DEA chief: “Marijuana is not medicine”
Drug Enforcement Administration acting Chief Chuck Rosenberg reiterated an Obama-era stance Thursday, when he spoke at the Cleveland Clinic in Ohio, that “marijuana is not medicine.”
As you all know, currently cannabis is classified as a Schedule I drug under the Controlled Substances Act, alongside drugs like heroin and LSD, while other substances like oxycodone and methamphetamine are classified as Schedule II drugs, which are regulated differently. Despite repeated attempts by advocates and doctors that requested that cannabis should be moved to schedule II numerous times, the DEA says that weed does not had any medical value.

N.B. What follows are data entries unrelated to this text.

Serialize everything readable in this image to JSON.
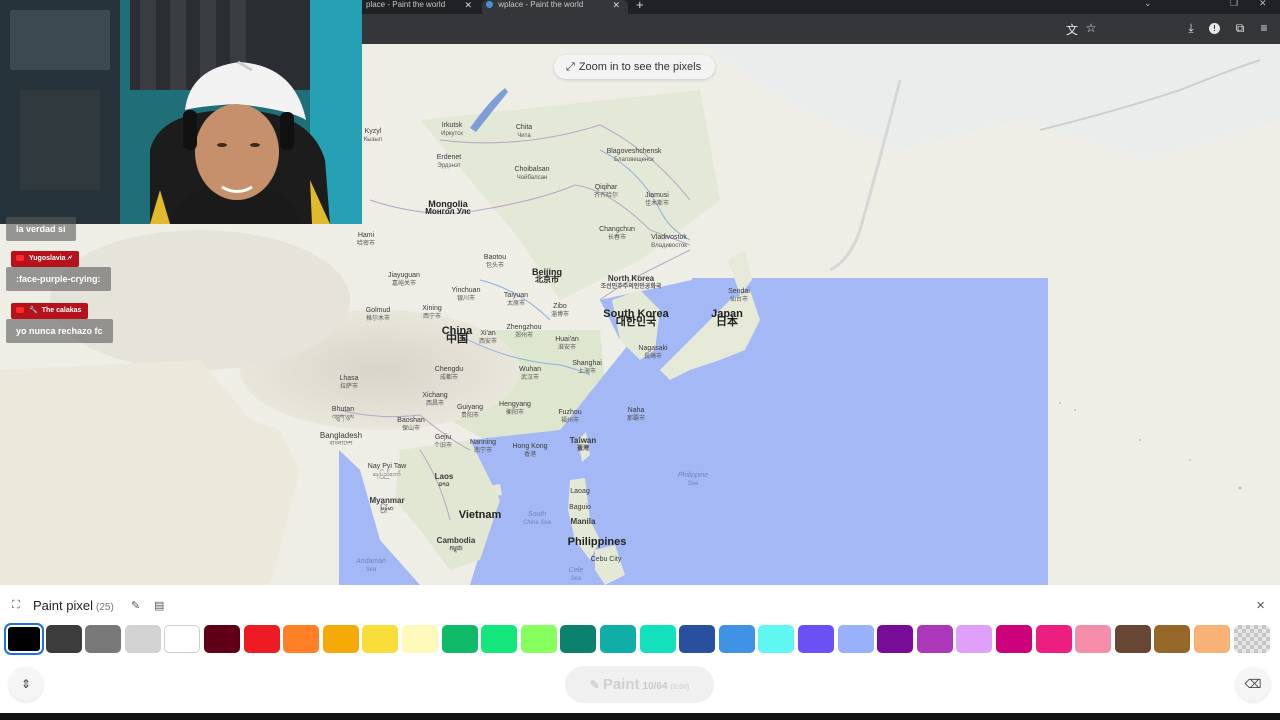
{
  "browser": {
    "tabs": [
      {
        "title": "place - Paint the world",
        "active": false
      },
      {
        "title": "wplace - Paint the world",
        "active": true
      }
    ],
    "toolbar_icons": [
      "translate-icon",
      "star-icon",
      "download-icon",
      "extension-icon",
      "puzzle-icon",
      "menu-icon"
    ]
  },
  "map": {
    "zoom_hint": "Zoom in to see the pixels",
    "labels": {
      "kyzyl": {
        "name": "Kyzyl",
        "local": "Кызыл"
      },
      "irkutsk": {
        "name": "Irkutsk",
        "local": "Иркутск"
      },
      "chita": {
        "name": "Chita",
        "local": "Чита"
      },
      "blagoveshchensk": {
        "name": "Blagoveshchensk",
        "local": "Благовещенск"
      },
      "erdenet": {
        "name": "Erdenet",
        "local": "Эрдэнэт"
      },
      "choibalsan": {
        "name": "Choibalsan",
        "local": "Чойбалсан"
      },
      "qiqihar": {
        "name": "Qiqihar",
        "local": "齐齐哈尔"
      },
      "jiamusi": {
        "name": "Jiamusi",
        "local": "佳木斯市"
      },
      "mongolia": {
        "name": "Mongolia",
        "local": "Монгол Улс"
      },
      "changchun": {
        "name": "Changchun",
        "local": "长春市"
      },
      "vladivostok": {
        "name": "Vladivostok",
        "local": "Владивосток"
      },
      "hami": {
        "name": "Hami",
        "local": "哈密市"
      },
      "baotou": {
        "name": "Baotou",
        "local": "包头市"
      },
      "beijing": {
        "name": "Beijing",
        "local": "北京市"
      },
      "north_korea": {
        "name": "North Korea",
        "local": "조선민주주의인민공화국"
      },
      "sendai": {
        "name": "Sendai",
        "local": "仙台市"
      },
      "jiayuguan": {
        "name": "Jiayuguan",
        "local": "嘉峪关市"
      },
      "yinchuan": {
        "name": "Yinchuan",
        "local": "银川市"
      },
      "taiyuan": {
        "name": "Taiyuan",
        "local": "太原市"
      },
      "south_korea": {
        "name": "South Korea",
        "local": "대한민국"
      },
      "japan": {
        "name": "Japan",
        "local": "日本"
      },
      "golmud": {
        "name": "Golmud",
        "local": "格尔木市"
      },
      "xining": {
        "name": "Xining",
        "local": "西宁市"
      },
      "zibo": {
        "name": "Zibo",
        "local": "淄博市"
      },
      "china": {
        "name": "China",
        "local": "中国"
      },
      "xian": {
        "name": "Xi'an",
        "local": "西安市"
      },
      "zhengzhou": {
        "name": "Zhengzhou",
        "local": "郑州市"
      },
      "huaian": {
        "name": "Huai'an",
        "local": "淮安市"
      },
      "nagasaki": {
        "name": "Nagasaki",
        "local": "長崎市"
      },
      "chengdu": {
        "name": "Chengdu",
        "local": "成都市"
      },
      "wuhan": {
        "name": "Wuhan",
        "local": "武汉市"
      },
      "shanghai": {
        "name": "Shanghai",
        "local": "上海市"
      },
      "lhasa": {
        "name": "Lhasa",
        "local": "拉萨市"
      },
      "xichang": {
        "name": "Xichang",
        "local": "西昌市"
      },
      "hengyang": {
        "name": "Hengyang",
        "local": "衡阳市"
      },
      "fuzhou": {
        "name": "Fuzhou",
        "local": "福州市"
      },
      "naha": {
        "name": "Naha",
        "local": "那覇市"
      },
      "bhutan": {
        "name": "Bhutan",
        "local": "འབྲུག་ཡུལ"
      },
      "guiyang": {
        "name": "Guiyang",
        "local": "贵阳市"
      },
      "baoshan": {
        "name": "Baoshan",
        "local": "保山市"
      },
      "gejiu": {
        "name": "Gejiu",
        "local": "个旧市"
      },
      "bangladesh": {
        "name": "Bangladesh",
        "local": "বাংলাদেশ"
      },
      "nanning": {
        "name": "Nanning",
        "local": "南宁市"
      },
      "hong_kong": {
        "name": "Hong Kong",
        "local": "香港"
      },
      "taiwan": {
        "name": "Taiwan",
        "local": "臺灣"
      },
      "nay_pyi_taw": {
        "name": "Nay Pyi Taw",
        "local": "နေပြည်တော်"
      },
      "laos": {
        "name": "Laos",
        "local": "ລາວ"
      },
      "philippine_sea": {
        "name": "Philippine",
        "local": "Sea"
      },
      "myanmar": {
        "name": "Myanmar",
        "local": "မြန်မာ"
      },
      "laoag": {
        "name": "Laoag",
        "local": ""
      },
      "vietnam": {
        "name": "Vietnam",
        "local": ""
      },
      "baguio": {
        "name": "Baguio",
        "local": ""
      },
      "south_china_sea": {
        "name": "South",
        "local": "China Sea"
      },
      "manila": {
        "name": "Manila",
        "local": ""
      },
      "cambodia": {
        "name": "Cambodia",
        "local": "កម្ពុជា"
      },
      "philippines": {
        "name": "Philippines",
        "local": ""
      },
      "cebu": {
        "name": "Cebu City",
        "local": ""
      },
      "andaman_sea": {
        "name": "Andaman",
        "local": "Sea"
      },
      "celebes": {
        "name": "Cele",
        "local": "Sea"
      }
    }
  },
  "chat": [
    {
      "user": "",
      "text": "la verdad si"
    },
    {
      "user": "Yugoslavia 🗲",
      "text": ":face-purple-crying:"
    },
    {
      "user": "The calakas",
      "text": "yo nunca rechazo fc"
    }
  ],
  "panel": {
    "title": "Paint pixel",
    "count": "(25)",
    "paint_label": "Paint",
    "charges": "10/64",
    "timer": "(0:00)",
    "colors": [
      {
        "name": "Black",
        "hex": "#000000",
        "selected": true
      },
      {
        "name": "Dark Gray",
        "hex": "#3c3c3c"
      },
      {
        "name": "Gray",
        "hex": "#787878"
      },
      {
        "name": "Light Gray",
        "hex": "#d2d2d2"
      },
      {
        "name": "White",
        "hex": "#ffffff"
      },
      {
        "name": "Deep Red",
        "hex": "#600018"
      },
      {
        "name": "Red",
        "hex": "#ed1c24"
      },
      {
        "name": "Orange",
        "hex": "#ff7f27"
      },
      {
        "name": "Gold",
        "hex": "#f6aa09"
      },
      {
        "name": "Yellow",
        "hex": "#f9dd3b"
      },
      {
        "name": "Light Yellow",
        "hex": "#fffabc"
      },
      {
        "name": "Dark Green",
        "hex": "#0eb968"
      },
      {
        "name": "Green",
        "hex": "#13e67b"
      },
      {
        "name": "Light Green",
        "hex": "#87ff5e"
      },
      {
        "name": "Dark Teal",
        "hex": "#0c816e"
      },
      {
        "name": "Teal",
        "hex": "#10aea6"
      },
      {
        "name": "Light Teal",
        "hex": "#13e1be"
      },
      {
        "name": "Dark Blue",
        "hex": "#28509e"
      },
      {
        "name": "Blue",
        "hex": "#4093e4"
      },
      {
        "name": "Cyan",
        "hex": "#60f7f2"
      },
      {
        "name": "Indigo",
        "hex": "#6b50f6"
      },
      {
        "name": "Light Indigo",
        "hex": "#99b1fb"
      },
      {
        "name": "Dark Purple",
        "hex": "#780c99"
      },
      {
        "name": "Purple",
        "hex": "#aa38b9"
      },
      {
        "name": "Light Purple",
        "hex": "#e09ff9"
      },
      {
        "name": "Dark Pink",
        "hex": "#cb007a"
      },
      {
        "name": "Pink",
        "hex": "#ec1f80"
      },
      {
        "name": "Light Pink",
        "hex": "#f38da9"
      },
      {
        "name": "Dark Brown",
        "hex": "#684634"
      },
      {
        "name": "Brown",
        "hex": "#95682a"
      },
      {
        "name": "Beige",
        "hex": "#f8b277"
      },
      {
        "name": "Transparent",
        "hex": "transparent"
      }
    ]
  }
}
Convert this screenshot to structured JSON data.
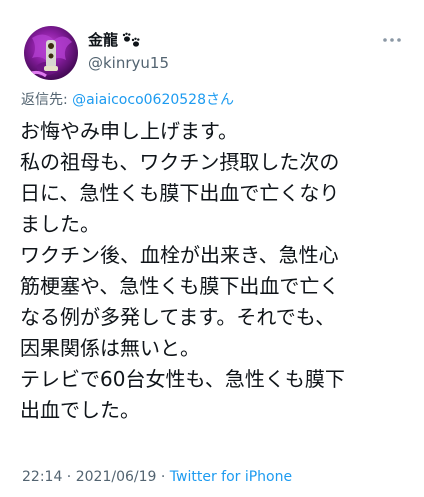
{
  "author": {
    "display_name": "金龍",
    "handle": "@kinryu15"
  },
  "reply": {
    "prefix": "返信先: ",
    "mention": "@aiaicoco0620528さん"
  },
  "tweet": {
    "lines": [
      "お悔やみ申し上げます。",
      "私の祖母も、ワクチン摂取した次の",
      "日に、急性くも膜下出血で亡くなり",
      "ました。",
      "ワクチン後、血栓が出来き、急性心",
      "筋梗塞や、急性くも膜下出血で亡く",
      "なる例が多発してます。それでも、",
      "因果関係は無いと。",
      "テレビで60台女性も、急性くも膜下",
      "出血でした。"
    ]
  },
  "meta": {
    "time": "22:14",
    "separator1": " · ",
    "date": "2021/06/19",
    "separator2": " · ",
    "source": "Twitter for iPhone"
  },
  "colors": {
    "text": "#0f1419",
    "secondary": "#536471",
    "link": "#1d9bf0"
  }
}
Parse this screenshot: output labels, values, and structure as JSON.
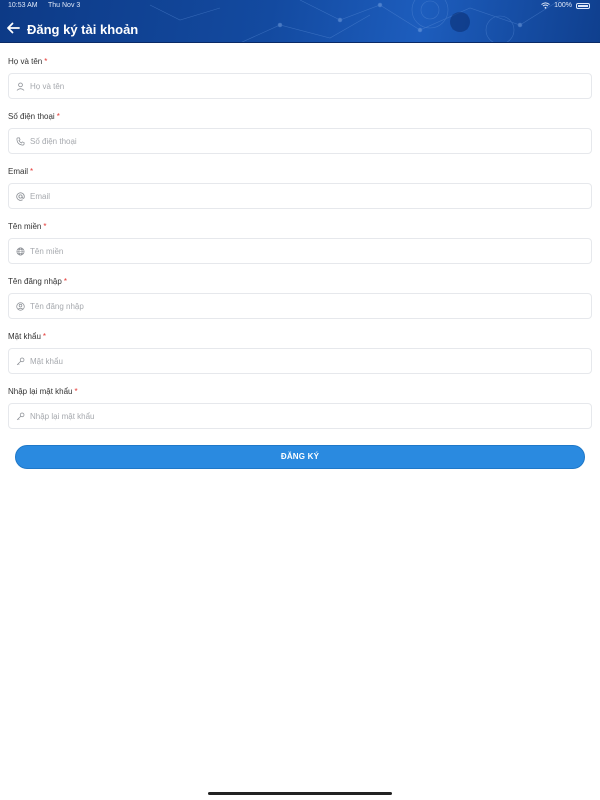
{
  "status_bar": {
    "time": "10:53 AM",
    "date": "Thu Nov 3",
    "battery": "100%"
  },
  "header": {
    "title": "Đăng ký tài khoản"
  },
  "form": {
    "fields": [
      {
        "label": "Họ và tên",
        "required_mark": "*",
        "placeholder": "Họ và tên",
        "value": "",
        "icon": "person-icon"
      },
      {
        "label": "Số điện thoại",
        "required_mark": "*",
        "placeholder": "Số điện thoại",
        "value": "",
        "icon": "phone-icon"
      },
      {
        "label": "Email",
        "required_mark": "*",
        "placeholder": "Email",
        "value": "",
        "icon": "at-icon"
      },
      {
        "label": "Tên miền",
        "required_mark": "*",
        "placeholder": "Tên miền",
        "value": "",
        "icon": "globe-icon"
      },
      {
        "label": "Tên đăng nhập",
        "required_mark": "*",
        "placeholder": "Tên đăng nhập",
        "value": "",
        "icon": "account-circle-icon"
      },
      {
        "label": "Mật khẩu",
        "required_mark": "*",
        "placeholder": "Mật khẩu",
        "value": "",
        "icon": "key-icon"
      },
      {
        "label": "Nhập lại mật khẩu",
        "required_mark": "*",
        "placeholder": "Nhập lại mật khẩu",
        "value": "",
        "icon": "key-icon"
      }
    ],
    "submit_label": "ĐĂNG KÝ"
  },
  "colors": {
    "header_bg": "#134aa0",
    "accent": "#2a8ae0",
    "required": "#e53935",
    "placeholder": "#a6a9ae"
  }
}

Rosenberg noted that the DEA takes recommendations about how to classify the drug from the FDA. At least, he pointed out that medical cannabis studies have been ongoing and acknowledged some studies show it may have medical benefits for children with epilepsy.
If it turns out that there is something in smoked marijuana that helps people, that's awesome. I will be the last person to stand in the way of that. ... But let's run it through the Food and Drug Administration process, and let's stick to the science on it.
Former Surgeon General Vivek Murthy how was also speaking, said that the country should be researching medical marijuana.
Should we be reducing the administrative and other barriers to researching that in the government? 100 percent. But what we should not do is make policies based on guesswork. When we do that, what we do is put people at risk
He also showed concern around state laws regarding recreational cannabis, saying that it is addictive, which can be harmful to a developing brain that is vulnerable to developing substance abuse and addiction. State legislators, he said, have gotten “caught up in momentum” and passed policies on recreational marijuana that aren’t always supported by science.
When you develop a substance use disorder at a young age, it actually increases the likelihood of you developing an addiction to other substances," he said. "So in that sense addiction to marijuana or any substance, including nicotine, during adolescence and young adulthood when the brain is developing is very concerning."
I worry that we have gotten away from allowing science to drive our policy when it comes to marijuana.